If I perform comedy in China, I confront stereotypes of Americans. If I perform in America about China, I confront American stereotypes about Chinese. Stereotypes occupy a strange space in comedy. They make people laugh at others—and, if one considers the job of a comedian to make people laugh, then I suppose that they are an effective tool.

But seeing as I came to do comedy through my experiences in China, I hate relying on stereotypes in my own work. Past the initial chuckle a stereotype can get, there is a whole world of comedy to be discovered that expands upon our common humanity rather than our differences.

Some people claim that comedy has to be “against” something in order to be funny. But constructing straw-men out of other nations and people isn’t the only way to do this. There are plenty of “others” we can attack without reducing the conversation.

Why not attack the peppers in the hot pot that are causing terrible stomach anxiety the morning after? The inventor of the tie, who dictated that people must choke themselves in the name of fashion from sunup to sundown? The lithium-ion battery, for always dying just as you need it most?

Sometimes we attack others because we don’t want to attack the real source of our issues—ourselves. Having the courage to self-deprecate and accuse oneself of shallow thinking—for instance, initially lumping 1.3 billion people together because of their ancestry—is also fertile ground for comedy.

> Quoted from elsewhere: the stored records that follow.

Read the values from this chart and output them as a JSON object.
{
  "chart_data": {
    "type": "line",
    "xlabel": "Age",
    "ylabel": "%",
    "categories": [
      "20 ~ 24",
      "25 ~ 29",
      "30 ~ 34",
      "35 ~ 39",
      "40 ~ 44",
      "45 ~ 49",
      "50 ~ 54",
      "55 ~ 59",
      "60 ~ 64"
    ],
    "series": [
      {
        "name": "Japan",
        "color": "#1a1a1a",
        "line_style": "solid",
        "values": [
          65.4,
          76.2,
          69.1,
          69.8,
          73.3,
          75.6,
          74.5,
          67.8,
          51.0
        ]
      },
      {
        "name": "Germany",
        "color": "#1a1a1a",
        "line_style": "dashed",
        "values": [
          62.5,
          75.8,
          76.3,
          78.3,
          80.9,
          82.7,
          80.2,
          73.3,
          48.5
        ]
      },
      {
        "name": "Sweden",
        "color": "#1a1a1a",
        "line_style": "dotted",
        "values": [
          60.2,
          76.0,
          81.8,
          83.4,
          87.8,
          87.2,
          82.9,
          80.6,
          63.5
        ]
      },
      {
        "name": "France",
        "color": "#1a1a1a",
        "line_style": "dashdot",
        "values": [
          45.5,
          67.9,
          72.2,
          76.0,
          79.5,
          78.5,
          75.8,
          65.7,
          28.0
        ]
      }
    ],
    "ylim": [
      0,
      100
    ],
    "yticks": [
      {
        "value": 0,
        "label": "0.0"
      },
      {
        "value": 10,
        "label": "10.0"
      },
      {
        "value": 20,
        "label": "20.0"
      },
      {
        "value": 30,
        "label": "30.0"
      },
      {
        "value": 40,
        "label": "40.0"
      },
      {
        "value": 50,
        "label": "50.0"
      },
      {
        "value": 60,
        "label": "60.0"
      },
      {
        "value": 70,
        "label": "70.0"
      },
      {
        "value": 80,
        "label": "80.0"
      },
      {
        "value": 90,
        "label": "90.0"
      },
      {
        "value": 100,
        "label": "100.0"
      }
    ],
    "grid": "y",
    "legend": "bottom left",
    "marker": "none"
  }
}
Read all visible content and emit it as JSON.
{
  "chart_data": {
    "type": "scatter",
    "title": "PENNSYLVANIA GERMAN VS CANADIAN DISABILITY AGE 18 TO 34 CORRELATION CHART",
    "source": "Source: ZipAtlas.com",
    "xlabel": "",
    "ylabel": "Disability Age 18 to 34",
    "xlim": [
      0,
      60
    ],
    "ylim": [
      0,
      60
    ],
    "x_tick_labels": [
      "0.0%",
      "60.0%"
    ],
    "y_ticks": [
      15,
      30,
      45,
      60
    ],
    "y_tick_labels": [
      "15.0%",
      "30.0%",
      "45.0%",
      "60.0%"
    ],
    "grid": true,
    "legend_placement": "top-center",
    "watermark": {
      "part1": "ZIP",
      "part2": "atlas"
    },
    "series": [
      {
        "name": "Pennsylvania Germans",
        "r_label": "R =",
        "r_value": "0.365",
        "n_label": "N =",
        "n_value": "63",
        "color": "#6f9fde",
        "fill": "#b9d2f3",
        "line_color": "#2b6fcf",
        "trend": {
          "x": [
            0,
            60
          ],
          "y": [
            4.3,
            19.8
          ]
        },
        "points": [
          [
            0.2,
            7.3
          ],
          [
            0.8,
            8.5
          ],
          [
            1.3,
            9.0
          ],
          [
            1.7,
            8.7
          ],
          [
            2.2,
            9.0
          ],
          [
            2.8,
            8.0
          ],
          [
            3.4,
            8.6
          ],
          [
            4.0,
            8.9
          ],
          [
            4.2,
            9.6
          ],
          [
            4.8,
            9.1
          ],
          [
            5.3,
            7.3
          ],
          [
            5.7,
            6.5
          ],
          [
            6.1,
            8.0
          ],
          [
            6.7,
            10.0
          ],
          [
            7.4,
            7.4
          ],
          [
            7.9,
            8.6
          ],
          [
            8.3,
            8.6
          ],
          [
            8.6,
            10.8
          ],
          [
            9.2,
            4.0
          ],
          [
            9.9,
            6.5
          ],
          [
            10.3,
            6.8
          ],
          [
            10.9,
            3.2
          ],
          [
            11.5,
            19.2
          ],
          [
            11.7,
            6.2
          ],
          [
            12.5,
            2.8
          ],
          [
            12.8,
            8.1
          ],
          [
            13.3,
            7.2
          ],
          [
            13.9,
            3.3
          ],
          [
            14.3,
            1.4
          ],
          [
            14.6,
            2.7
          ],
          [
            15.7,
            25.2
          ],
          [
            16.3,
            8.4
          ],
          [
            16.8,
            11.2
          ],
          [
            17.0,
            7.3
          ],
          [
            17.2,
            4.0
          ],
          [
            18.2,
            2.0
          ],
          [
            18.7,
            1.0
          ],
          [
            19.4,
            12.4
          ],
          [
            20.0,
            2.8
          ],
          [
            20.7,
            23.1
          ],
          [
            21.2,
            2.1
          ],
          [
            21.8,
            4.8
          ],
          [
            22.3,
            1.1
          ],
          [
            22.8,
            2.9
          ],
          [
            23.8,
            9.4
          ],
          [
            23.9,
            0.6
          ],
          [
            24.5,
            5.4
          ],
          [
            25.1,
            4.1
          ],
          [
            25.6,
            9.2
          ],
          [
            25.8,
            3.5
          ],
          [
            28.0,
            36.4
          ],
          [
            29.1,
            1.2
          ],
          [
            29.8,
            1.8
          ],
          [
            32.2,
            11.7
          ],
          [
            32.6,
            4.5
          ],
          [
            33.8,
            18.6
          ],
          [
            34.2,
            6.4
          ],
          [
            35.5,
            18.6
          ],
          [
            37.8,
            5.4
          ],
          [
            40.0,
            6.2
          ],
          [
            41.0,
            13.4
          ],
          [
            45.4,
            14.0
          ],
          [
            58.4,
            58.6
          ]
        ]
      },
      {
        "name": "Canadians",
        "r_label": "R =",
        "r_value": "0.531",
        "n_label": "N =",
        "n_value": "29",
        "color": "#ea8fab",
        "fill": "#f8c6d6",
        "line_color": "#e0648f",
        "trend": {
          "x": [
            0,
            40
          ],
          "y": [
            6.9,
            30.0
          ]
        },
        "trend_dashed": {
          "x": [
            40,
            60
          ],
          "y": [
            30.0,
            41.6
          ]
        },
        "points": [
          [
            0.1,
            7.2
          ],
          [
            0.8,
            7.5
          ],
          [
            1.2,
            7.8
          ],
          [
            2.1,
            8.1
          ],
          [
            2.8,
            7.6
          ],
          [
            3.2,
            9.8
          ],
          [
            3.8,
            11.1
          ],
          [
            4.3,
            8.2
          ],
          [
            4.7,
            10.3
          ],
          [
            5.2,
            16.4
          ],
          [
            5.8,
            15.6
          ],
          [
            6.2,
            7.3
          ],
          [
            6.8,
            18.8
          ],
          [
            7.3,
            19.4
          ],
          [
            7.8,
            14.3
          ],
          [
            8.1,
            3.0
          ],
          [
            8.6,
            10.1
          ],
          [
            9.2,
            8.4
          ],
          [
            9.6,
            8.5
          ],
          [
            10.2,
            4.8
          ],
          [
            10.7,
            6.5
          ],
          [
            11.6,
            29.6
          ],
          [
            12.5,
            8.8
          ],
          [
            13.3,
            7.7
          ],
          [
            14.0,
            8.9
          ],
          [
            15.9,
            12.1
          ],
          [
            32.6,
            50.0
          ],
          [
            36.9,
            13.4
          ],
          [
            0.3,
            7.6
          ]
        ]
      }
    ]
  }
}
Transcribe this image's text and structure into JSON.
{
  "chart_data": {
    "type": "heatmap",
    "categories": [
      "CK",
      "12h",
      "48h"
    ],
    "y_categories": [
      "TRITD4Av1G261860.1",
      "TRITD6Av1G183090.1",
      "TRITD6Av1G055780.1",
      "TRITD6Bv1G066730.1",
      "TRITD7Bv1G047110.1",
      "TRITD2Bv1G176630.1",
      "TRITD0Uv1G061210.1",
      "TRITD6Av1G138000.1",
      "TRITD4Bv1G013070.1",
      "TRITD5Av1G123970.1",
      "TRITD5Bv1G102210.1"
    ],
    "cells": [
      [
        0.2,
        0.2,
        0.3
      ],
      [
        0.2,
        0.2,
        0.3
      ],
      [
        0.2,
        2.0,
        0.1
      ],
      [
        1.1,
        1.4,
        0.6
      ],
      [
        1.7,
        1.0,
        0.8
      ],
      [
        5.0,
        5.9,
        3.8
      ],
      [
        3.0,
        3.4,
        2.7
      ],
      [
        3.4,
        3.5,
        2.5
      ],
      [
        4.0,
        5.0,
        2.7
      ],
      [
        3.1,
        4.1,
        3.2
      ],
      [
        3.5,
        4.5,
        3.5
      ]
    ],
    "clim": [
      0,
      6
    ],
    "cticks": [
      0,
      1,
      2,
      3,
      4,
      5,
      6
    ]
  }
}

Living abroad has proved to me that the differences between individuals within cultures are greater than the differences between cultures themselves. A quiet person is a quiet person—and while there may be more quiet people in one culture than in another, that person is quiet because they are a human being with their own life and experiences, not because a stereotype exists of people who look like them being quiet. And since we all know any individual is more than capable of turning a cultural stereotype on its head, the more we see each other as people, the easier we will find it to live together across cultures.

I don’t always succeed at reaching this goal of stereotype-free comedy. I have flattened culture and human experience for laughs onstage. But when I skip the easy laugh and manage to broaden our humanity rather than flatten it, the laughs not only sound louder, they mean more.